10: What are you working on now that
you can talk about?
When I was in graduate school, I found that most of my
fellow writing MFA students did not want to talk about their work. They seemed
to have ambivalent feelings about it, as if the writing was too emotionally raw
to be discussed while in progress. My working method is not disrupted in that
way, however, so I'm glad to talk about what I'm doing.

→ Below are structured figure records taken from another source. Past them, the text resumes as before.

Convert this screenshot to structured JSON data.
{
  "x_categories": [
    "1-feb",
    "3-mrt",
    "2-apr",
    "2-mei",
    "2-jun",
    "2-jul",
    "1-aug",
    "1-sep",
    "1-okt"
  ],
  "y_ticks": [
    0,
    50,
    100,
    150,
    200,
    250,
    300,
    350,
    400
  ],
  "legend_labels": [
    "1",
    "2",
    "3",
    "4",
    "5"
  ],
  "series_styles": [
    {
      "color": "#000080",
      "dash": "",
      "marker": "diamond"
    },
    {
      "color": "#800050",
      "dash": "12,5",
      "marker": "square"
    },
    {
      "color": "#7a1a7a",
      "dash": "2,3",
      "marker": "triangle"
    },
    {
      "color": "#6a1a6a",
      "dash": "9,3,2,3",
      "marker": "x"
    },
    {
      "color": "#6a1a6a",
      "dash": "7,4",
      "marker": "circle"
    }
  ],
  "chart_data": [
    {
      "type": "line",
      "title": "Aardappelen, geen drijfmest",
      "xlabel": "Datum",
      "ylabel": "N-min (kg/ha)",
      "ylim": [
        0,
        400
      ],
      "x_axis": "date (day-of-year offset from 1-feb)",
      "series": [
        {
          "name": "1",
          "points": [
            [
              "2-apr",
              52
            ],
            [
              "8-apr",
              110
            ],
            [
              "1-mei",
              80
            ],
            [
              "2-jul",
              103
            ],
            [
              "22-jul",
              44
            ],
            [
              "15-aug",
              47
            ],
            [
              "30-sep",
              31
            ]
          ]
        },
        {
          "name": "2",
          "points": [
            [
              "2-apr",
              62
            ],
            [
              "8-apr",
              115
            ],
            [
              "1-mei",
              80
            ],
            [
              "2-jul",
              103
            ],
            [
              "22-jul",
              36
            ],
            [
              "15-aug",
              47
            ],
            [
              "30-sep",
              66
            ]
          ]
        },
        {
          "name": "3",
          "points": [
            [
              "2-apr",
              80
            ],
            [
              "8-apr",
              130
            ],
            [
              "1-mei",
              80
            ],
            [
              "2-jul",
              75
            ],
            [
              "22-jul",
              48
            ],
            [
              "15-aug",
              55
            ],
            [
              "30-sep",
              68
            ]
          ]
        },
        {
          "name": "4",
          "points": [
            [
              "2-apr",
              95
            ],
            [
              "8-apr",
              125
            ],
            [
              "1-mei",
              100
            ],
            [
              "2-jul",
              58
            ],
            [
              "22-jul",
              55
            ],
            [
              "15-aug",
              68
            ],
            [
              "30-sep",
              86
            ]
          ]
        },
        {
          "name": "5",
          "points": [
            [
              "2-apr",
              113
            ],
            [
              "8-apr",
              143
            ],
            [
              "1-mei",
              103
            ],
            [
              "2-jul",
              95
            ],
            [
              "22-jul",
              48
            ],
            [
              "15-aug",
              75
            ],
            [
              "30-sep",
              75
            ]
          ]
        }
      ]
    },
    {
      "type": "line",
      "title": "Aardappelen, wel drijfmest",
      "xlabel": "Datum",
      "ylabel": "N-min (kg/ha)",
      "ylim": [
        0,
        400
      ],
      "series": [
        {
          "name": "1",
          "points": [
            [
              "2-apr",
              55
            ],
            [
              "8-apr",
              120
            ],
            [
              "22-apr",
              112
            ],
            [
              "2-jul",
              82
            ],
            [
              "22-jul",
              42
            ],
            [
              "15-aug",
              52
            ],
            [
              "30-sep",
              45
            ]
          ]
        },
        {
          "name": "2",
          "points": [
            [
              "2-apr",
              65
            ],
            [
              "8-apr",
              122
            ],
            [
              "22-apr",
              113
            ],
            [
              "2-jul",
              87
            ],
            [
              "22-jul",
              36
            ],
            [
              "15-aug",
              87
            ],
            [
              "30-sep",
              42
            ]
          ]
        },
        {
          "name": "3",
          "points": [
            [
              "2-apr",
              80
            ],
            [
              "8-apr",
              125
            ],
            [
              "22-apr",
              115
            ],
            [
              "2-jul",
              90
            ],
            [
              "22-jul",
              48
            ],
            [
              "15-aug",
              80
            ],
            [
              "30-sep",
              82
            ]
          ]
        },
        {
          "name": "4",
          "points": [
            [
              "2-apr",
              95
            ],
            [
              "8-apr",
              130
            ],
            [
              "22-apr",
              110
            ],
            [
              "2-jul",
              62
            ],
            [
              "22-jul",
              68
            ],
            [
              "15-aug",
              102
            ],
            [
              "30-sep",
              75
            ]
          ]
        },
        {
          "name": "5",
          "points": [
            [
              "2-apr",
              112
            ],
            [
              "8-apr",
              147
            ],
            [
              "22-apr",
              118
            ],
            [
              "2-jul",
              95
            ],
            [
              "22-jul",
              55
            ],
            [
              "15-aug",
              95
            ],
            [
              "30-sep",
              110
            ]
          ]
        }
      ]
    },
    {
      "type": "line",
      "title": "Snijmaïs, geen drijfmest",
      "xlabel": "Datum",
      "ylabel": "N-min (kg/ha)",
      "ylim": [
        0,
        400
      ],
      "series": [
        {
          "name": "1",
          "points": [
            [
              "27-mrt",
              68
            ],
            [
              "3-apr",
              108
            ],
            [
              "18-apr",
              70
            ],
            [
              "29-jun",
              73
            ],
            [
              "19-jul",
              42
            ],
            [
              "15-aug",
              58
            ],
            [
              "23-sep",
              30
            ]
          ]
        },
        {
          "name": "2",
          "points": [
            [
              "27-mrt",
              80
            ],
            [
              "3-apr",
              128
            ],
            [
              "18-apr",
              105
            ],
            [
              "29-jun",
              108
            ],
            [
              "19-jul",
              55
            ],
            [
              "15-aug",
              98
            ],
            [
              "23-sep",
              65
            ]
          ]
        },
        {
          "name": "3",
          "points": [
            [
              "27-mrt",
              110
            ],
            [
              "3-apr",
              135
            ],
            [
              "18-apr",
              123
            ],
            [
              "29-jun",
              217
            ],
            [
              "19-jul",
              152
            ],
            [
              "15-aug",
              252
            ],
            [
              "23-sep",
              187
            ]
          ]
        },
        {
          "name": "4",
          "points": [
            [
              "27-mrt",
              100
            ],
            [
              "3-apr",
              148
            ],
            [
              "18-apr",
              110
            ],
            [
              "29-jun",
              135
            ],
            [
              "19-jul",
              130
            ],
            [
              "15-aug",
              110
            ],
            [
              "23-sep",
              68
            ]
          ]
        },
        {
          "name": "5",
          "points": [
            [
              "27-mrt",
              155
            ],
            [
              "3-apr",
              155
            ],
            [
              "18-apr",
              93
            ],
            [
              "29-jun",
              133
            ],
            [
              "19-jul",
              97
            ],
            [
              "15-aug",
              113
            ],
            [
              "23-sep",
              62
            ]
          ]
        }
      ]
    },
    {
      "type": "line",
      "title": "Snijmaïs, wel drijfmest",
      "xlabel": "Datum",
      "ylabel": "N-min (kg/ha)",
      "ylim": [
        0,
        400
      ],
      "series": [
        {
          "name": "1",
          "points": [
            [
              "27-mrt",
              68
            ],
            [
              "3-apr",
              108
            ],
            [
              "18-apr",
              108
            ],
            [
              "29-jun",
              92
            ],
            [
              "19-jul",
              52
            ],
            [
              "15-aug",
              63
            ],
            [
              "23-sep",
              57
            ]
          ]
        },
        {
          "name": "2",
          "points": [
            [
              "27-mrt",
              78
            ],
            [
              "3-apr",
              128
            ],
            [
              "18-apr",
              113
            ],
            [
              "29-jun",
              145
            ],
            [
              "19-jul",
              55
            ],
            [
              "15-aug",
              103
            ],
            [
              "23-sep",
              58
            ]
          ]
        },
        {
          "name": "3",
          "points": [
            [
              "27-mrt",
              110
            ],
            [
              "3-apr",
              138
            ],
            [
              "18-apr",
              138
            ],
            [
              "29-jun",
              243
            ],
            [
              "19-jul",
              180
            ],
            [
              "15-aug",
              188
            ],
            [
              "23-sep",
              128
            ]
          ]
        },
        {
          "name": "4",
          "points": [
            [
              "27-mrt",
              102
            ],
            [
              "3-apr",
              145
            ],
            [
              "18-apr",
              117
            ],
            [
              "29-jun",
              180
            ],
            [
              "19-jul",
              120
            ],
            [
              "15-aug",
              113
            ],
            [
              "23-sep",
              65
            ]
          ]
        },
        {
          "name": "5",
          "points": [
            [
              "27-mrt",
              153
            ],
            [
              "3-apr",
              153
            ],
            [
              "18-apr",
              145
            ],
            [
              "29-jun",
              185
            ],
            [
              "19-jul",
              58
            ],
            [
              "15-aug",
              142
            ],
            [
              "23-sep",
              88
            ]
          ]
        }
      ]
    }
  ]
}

School of the Ages is a five-book series. I have just
published the first book, The Ghost in the Crystal. The second book, School of
the Ages: Level Three's Dream, is
done except for a few edits and fixes. I am currently working on the third book
in the series, School of the Ages:
The War Against Love, which is just over 400 pages of an expected 500,
making it about 100 pages longer than the first two. I will then probably focus
for a while on Paranormal for Teens, my blog, which I am hoping to make into a
book eventually, or I may work on another fictional project before I return to
book IV, School of the Ages: Simon
Geeta.
Of course, I will also be doing poetry periodically for my
avant-garde band, The Exploration Project.